Acabei de ler um texto na Internet falando do tanto que o cérebro reage bem quando pensamos em gratidão, amor, empatia e coisas boas. A resposta cerebral é enviar mensagens de melhoria de vida para todas as células do corpo!!

Então resolvi unir a ciência com o meu livro preferido, do meu autor favorito — Milagrário Pessoal, do José Eduardo Agualusa.
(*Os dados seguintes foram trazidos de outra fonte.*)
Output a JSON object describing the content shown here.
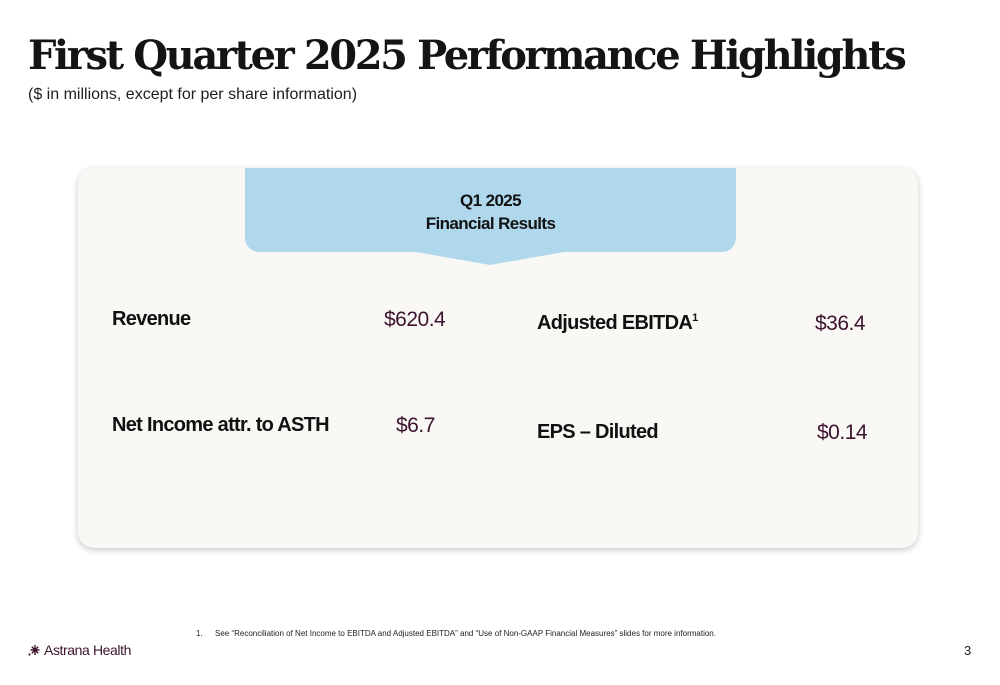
{
  "header": {
    "title": "First Quarter 2025 Performance Highlights",
    "subtitle": "($ in millions, except for per share information)"
  },
  "results_panel": {
    "heading_line1": "Q1 2025",
    "heading_line2": "Financial Results",
    "metrics": [
      {
        "label": "Revenue",
        "value": "$620.4"
      },
      {
        "label": "Adjusted EBITDA",
        "footnote_ref": "1",
        "value": "$36.4"
      },
      {
        "label": "Net Income attr. to ASTH",
        "value": "$6.7"
      },
      {
        "label": "EPS – Diluted",
        "value": "$0.14"
      }
    ],
    "tab_color": "#b0d8ec",
    "value_color": "#3d1430"
  },
  "footnote": {
    "number": "1.",
    "text": "See “Reconciliation of Net Income to EBITDA and Adjusted EBITDA” and “Use of Non-GAAP Financial Measures” slides for more information."
  },
  "footer": {
    "logo_text": "Astrana Health",
    "logo_icon": "astrana-mark-icon",
    "page_number": "3"
  }
}
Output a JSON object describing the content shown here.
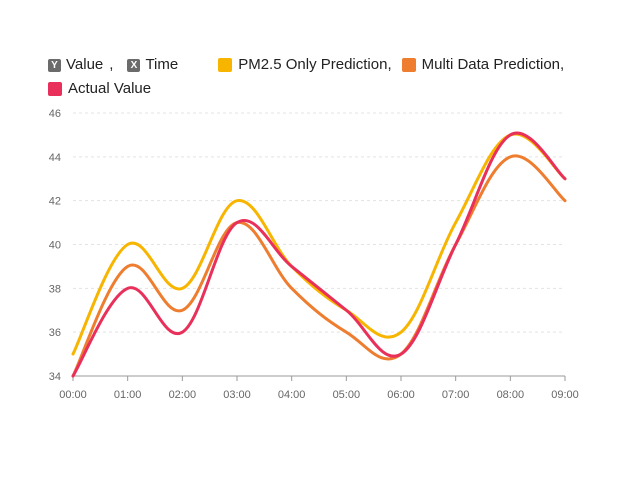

No livro, um dos protagonistas revela que tem um “milagrário pessoal”, uma espécie de diário em que ele relata um milagre acontecido durante o dia. Os milagres, de acordo com o personagem, acontecem a cada segundo; os melhores, diz ele, costumam ser discretos e os grandes são secretos. Ou seja, qualquer coisa boa tá valendo.

Mas coisa boa depende dos olhos de quem vê. Tem gente que não vê nada. Aí é aquilo bem auto-ajuda: o milagre é mais a forma como você resolve ver o mundo. É meio que “polyannar”, mas sem perder a perspectiva da realidade.

Uma das minhas promessas de Ano Novo foi deixar os milagres acontecerem mais vezes na minha vida, ou enxergar o bem no mundo de várias formas. Resolvi criar o desafio “300 Dias de Milagres”.

Ontem foi o primeiro dia do desafio. Então aconteceu algo inesperado, improvável, incrível e mágico. Já era o fim do dia, quando parei no semáforo e milhares de bolhinhas de sabão caíam do céu, DO NADA. Fiquei uns cinco segundos em estado de encantamento, até perceber que tinha um vendedor de bolhas de sabão ali. Mas, sabe como é, por cinco segundos foi uma das coisas mais incríveis que já aconteceram na minha vida. Juro.